Davies felt a cold agreement with Tero's words. He saw the faces of the people who died, their fear, how helpless they were. He saw the chaos their nightmares caused, the fear they spread. He saw the world almost going crazy, taken over by nightmares that were becoming real.

"They must be stopped," Davies thought, the words forming in his mind before he even spoke them. He felt a strange clarity, a strong certainty he had never felt before. The difficult choices he faced when he was awake seemed to disappear, replaced by one clear goal.

Tero seemed to offer something, reaching out a shadowy hand that glowed with dark energy. "Join me. Embrace the darkness. Become what you were meant to be."

Davies hesitated. He saw the dark emptiness in front of him, the scary path he was about to take. But he also saw the world, filled with nightmares, drowning in fear. He saw the faces of innocent people, the ones who could become victims, the countless lives that could be saved.

He reached out and took Tero's hand. The dream world shimmered, and Davies felt something changing inside him. His mind felt bigger, his senses sharper. He could feel the quiet thoughts of the sleeping people, the small waves of fear moving through the city. He could see the nightmares starting to form, the doors opening.

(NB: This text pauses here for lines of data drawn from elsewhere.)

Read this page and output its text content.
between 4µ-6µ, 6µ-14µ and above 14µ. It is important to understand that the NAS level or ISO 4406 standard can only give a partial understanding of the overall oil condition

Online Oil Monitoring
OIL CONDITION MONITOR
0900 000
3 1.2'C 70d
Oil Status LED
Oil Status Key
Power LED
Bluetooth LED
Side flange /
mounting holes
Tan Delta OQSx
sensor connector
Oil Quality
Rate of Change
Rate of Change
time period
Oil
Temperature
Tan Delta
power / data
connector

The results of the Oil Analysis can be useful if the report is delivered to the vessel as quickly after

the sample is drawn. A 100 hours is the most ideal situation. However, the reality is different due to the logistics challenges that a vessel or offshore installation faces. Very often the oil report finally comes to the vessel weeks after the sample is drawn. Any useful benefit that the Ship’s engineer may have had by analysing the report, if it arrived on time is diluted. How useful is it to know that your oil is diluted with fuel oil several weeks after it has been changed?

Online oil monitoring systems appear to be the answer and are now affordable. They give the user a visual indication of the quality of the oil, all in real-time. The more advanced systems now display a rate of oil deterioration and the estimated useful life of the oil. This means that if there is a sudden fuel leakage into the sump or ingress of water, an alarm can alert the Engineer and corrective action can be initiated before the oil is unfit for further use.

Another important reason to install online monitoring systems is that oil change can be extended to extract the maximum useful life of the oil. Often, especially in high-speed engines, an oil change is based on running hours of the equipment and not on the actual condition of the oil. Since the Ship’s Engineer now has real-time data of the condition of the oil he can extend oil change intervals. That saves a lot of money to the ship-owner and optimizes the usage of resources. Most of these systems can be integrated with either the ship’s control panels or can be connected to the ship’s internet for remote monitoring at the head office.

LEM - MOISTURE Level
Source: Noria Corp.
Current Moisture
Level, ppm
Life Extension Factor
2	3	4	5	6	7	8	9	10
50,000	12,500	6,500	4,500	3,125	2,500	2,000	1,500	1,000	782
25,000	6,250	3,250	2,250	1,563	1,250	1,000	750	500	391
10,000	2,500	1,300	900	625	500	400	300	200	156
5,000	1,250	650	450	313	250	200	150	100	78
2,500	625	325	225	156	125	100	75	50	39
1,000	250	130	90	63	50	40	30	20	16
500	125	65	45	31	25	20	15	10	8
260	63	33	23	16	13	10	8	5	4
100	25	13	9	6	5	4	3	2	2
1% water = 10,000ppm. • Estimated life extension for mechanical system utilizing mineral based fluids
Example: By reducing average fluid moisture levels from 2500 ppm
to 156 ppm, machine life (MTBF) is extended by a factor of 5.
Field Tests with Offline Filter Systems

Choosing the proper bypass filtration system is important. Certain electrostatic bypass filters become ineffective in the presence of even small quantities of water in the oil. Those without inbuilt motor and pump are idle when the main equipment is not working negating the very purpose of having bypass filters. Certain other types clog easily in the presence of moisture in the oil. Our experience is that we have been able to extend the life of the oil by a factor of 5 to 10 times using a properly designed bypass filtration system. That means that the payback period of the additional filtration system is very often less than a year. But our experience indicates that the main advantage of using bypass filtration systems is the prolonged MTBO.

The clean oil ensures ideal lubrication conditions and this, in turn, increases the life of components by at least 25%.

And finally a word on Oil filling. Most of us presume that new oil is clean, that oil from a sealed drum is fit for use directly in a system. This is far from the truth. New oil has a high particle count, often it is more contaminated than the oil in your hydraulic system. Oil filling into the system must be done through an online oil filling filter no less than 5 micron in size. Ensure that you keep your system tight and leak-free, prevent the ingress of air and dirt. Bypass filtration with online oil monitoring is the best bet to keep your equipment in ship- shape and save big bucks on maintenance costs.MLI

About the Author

"What are you doing?" a voice echoed in the dream, a voice that sounded like Mina's, filled with alarm. "Davies, no! Don't do it!"

But Davies didn't answer.

The merging of their hands sent a jolt of icy power through Davies, blurring the edges of his own identity. Mina's desperate cry faded as the dreamscape warped, pulling Davies deeper into its terrifying embrace. A horrifying understanding dawned in his mind: to fight a nightmare, he might have to become one himself. The city below remained blissfully unaware of the monstrous transformation taking place in the silent world of sleep. Had Davies made the ultimate sacrifice, or a fatal mistake? The answer lay shrouded in the deepening shadows of the dream.